Retour dans la ville torride. Flash fou quand je roulais dans le pont-tunnel Louis-H. Lafontaine, la pénombre autour avec les chenilles jaune orange des lumières accrochées au plafond, et ma musique à tue-tête, les voitures obligées de rouler à vitesse mesurée, sans changer de voie, et cet énorme grondement que j'écrasais avec du rock. Moment privilégié que je ne sais même pas raconter. À force d'observer la nature, on finit peut-être par oublier comment écrire le bruit de la ville.

Elle avait raison, finalement. Raison concernant les livres en papier. Elle dit que : « c'est tellement plus agréable à lire sur du papier, beaucoup moins fatigant pour les yeux et tu peux prendre presque n'importe quelle posture, allongée sur le ventre ou le dos, en foetus, debout, et puis un ordinateur sur la plage, c'est pas très facile. »

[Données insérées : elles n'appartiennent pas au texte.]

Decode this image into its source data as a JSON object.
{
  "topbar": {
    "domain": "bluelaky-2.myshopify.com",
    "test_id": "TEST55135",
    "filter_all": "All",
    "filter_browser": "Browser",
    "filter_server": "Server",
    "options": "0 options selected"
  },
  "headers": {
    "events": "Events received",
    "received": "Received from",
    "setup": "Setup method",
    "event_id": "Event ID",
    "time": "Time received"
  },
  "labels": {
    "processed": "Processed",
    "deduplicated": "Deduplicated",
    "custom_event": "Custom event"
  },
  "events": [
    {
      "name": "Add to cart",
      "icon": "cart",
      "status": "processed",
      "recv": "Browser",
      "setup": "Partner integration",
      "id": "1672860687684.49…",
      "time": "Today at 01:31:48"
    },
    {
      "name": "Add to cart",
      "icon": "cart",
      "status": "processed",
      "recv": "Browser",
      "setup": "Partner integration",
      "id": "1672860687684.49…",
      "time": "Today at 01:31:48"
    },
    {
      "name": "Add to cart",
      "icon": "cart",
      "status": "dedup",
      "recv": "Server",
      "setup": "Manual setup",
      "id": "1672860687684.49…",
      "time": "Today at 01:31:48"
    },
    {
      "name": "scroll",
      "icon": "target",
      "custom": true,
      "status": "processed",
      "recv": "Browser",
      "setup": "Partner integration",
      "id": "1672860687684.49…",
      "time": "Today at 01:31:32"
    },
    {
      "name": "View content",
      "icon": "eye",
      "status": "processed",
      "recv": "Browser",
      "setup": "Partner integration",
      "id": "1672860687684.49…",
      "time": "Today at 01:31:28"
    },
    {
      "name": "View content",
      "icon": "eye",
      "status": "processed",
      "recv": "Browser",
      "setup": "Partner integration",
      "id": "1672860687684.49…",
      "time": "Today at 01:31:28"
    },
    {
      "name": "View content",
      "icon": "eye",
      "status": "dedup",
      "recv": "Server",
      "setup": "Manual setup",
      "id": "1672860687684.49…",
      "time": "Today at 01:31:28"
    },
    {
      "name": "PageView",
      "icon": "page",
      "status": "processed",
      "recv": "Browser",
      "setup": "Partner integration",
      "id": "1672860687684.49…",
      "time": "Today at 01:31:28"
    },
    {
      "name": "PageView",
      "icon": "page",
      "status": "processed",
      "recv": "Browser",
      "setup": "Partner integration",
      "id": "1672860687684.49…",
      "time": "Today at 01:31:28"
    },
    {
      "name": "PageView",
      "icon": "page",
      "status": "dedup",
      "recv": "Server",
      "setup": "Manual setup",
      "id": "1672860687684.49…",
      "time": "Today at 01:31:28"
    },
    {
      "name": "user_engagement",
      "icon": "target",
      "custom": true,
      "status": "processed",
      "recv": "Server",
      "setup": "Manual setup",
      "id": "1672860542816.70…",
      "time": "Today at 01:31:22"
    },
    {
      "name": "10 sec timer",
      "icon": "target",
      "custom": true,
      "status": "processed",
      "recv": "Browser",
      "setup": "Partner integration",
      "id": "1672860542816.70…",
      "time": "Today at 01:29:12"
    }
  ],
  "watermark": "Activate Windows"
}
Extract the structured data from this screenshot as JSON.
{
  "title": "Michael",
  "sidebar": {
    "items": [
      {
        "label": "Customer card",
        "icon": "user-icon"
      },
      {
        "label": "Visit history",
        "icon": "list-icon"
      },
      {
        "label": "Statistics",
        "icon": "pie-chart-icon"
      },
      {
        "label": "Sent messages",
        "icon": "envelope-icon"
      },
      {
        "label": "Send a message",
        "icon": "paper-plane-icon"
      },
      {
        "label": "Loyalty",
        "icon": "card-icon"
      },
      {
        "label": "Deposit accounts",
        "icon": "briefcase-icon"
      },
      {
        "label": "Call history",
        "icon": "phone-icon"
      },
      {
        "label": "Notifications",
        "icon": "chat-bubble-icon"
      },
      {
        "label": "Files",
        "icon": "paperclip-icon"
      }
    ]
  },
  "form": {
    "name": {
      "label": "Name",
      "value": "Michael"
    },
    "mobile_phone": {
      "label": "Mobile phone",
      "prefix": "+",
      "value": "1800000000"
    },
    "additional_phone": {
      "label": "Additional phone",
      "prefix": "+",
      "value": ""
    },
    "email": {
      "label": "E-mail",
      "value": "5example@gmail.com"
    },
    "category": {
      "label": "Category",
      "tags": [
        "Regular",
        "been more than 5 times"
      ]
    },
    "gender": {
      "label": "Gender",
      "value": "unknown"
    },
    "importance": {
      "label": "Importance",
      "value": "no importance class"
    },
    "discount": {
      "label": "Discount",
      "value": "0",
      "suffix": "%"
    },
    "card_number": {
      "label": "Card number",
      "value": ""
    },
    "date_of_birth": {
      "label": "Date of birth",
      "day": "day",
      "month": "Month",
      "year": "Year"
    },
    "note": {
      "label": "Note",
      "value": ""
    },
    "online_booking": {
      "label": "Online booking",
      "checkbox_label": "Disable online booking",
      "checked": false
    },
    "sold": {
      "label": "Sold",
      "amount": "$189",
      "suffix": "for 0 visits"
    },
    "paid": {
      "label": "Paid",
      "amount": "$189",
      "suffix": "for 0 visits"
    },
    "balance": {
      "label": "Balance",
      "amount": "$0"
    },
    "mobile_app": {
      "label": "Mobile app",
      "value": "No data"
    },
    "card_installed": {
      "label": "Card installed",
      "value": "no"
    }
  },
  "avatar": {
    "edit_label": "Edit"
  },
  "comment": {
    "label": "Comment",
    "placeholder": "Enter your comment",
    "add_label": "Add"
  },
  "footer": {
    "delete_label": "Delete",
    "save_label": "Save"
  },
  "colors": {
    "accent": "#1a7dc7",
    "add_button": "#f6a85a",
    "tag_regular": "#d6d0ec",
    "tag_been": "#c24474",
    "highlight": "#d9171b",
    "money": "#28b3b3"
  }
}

Il y a peut-être plein de monde qui ne vont pas à la plage et qui ne peuvent plus se coucher sauf pour dormir, me dis-je, et eux, ils aiment bien lire avec l'ordinateur, et qui va leur donner à lire, qui ? Mais ça va, j'ai compris, je ne renonce pas au papier non plus. Je passe ma vie plongée dans les livres, je ne vais tout de même pas m'empêcher d'en écrire. Sauf que, comme elle dit, cela est une autre histoire.

Et moi, j'ajoute que c'est un long et douloureux chapitre d'une histoire que j'ai plutôt envie d'oublier et que je n'entamerai pas ce soir.

Quoi qu'il en soit, la campagne, c'est comme une drogue. Quand c'est là, en toi, ça veut plus te sortir du corps.